Model 2 (Polynomial Regression):
- Introducing polynomial features of degree 3 improved the model's ability to capture non-linear relationships in the data, achieving high correctness rates within acceptable error margins.
- Despite promising results, spikes in cross-validation errors exposed challenges with overfitting on certain subsets, indicating the need for further refinement.
Model 3 (SVD + Logistic Regression):
- Transitioning to a classification-based approach by binning PPG into performance tiers simplified the prediction task and improved interpretability.
- Dimensionality reduction using SVD addressed the limitations of PCA and stabilized the logistic regression model, leading to a robust accuracy of 84% on the test set.
- The confusion matrix and classification report revealed strong performance in the extreme bins, with minor misclassifications in mid-range bins likely due to feature overlap.
- Despite strong classification using 4 bins, increasing bin sizes drastically reduces the model's performance.
Model 4 (ANN + K-fold CV):
- Similar to model 3, the transition of a regression approach to a classification model is bridged by performing multi-class logistic regression. The greater the number of classes, the better the results reflect on the model's ability to predict both linear and logistically.
- Artificial neural networks using kerasClassification improved on the results of model 3, formulating a more convincing model and argument for correctly classifying player statistics per game.
- The confusion matrix and classification report revealed strong performance in bins closest to the correct class, with very few misclassifications in non-adjacent bins.

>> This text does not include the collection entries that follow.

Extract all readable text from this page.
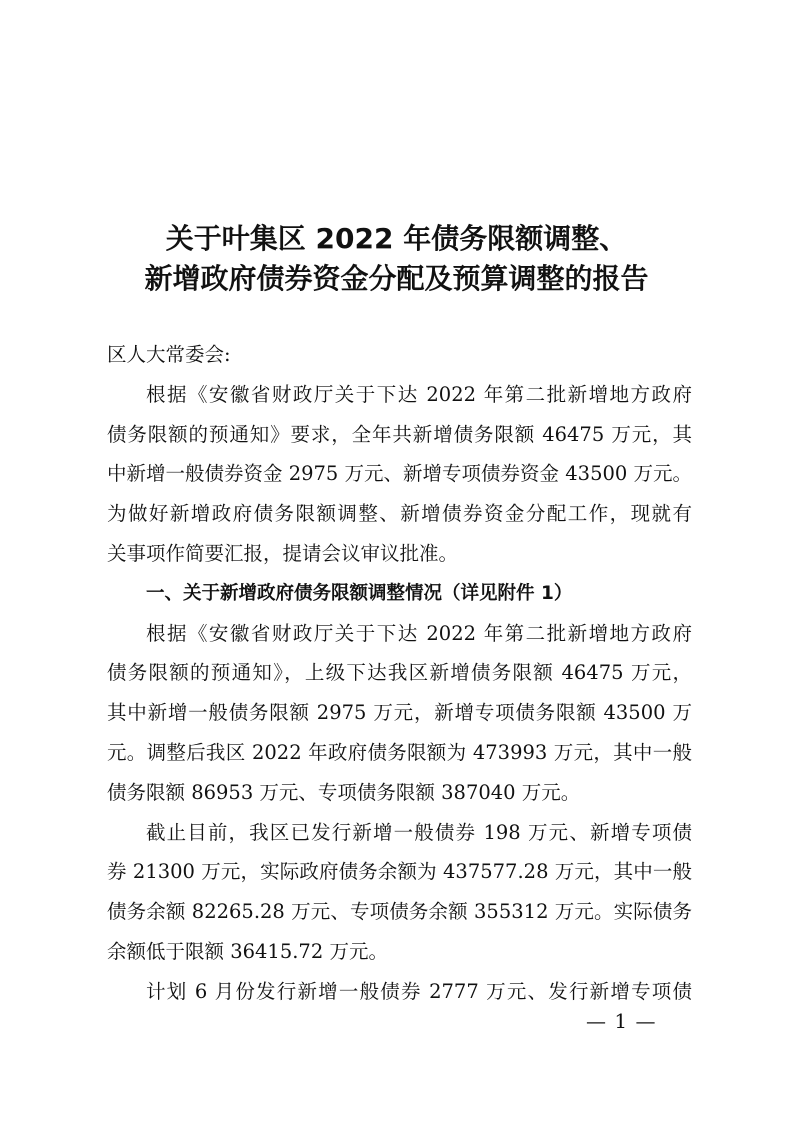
关于叶集区 2022 年债务限额调整、
新增政府债券资金分配及预算调整的报告

区人大常委会:

根据《安徽省财政厅关于下达 2022 年第二批新增地方政府

债务限额的预通知》要求，全年共新增债务限额 46475 万元，其

中新增一般债券资金 2975 万元、新增专项债券资金 43500 万元。

为做好新增政府债务限额调整、新增债券资金分配工作，现就有

关事项作简要汇报，提请会议审议批准。

一、关于新增政府债务限额调整情况（详见附件 1）

根据《安徽省财政厅关于下达 2022 年第二批新增地方政府

债务限额的预通知》，上级下达我区新增债务限额 46475 万元，

其中新增一般债务限额 2975 万元，新增专项债务限额 43500 万

元。调整后我区 2022 年政府债务限额为 473993 万元，其中一般

债务限额 86953 万元、专项债务限额 387040 万元。

截止目前，我区已发行新增一般债券 198 万元、新增专项债

券 21300 万元，实际政府债务余额为 437577.28 万元，其中一般

债务余额 82265.28 万元、专项债务余额 355312 万元。实际债务

余额低于限额 36415.72 万元。

计划 6 月份发行新增一般债券 2777 万元、发行新增专项债

— 1 —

- 10-fold Cross-Validation bolstered the model's performance, showing that the model can continue to perform well in unseen data.
- Accuracy deltas between training and test data show that the model is neither overfit nor underfit, falling precisely on the optimal points in the error curve.
Final Recommendation
Model 4 stands out as the most effective approach for this problem, striking a balance between accuracy, generalizability, and interpretability. By focusing on classification rather than regression and leveraging dimensionality reduction, the model avoids overfitting while maintaining high performance. Future improvements could involve exploring ensemble methods or fine-tuning hyperparameters further to address the slight misclassification in mid-range bins.
This progression underscores the importance of iterative experimentation, feature engineering, and appropriate evaluation metrics when tackling real-world machine learning problems.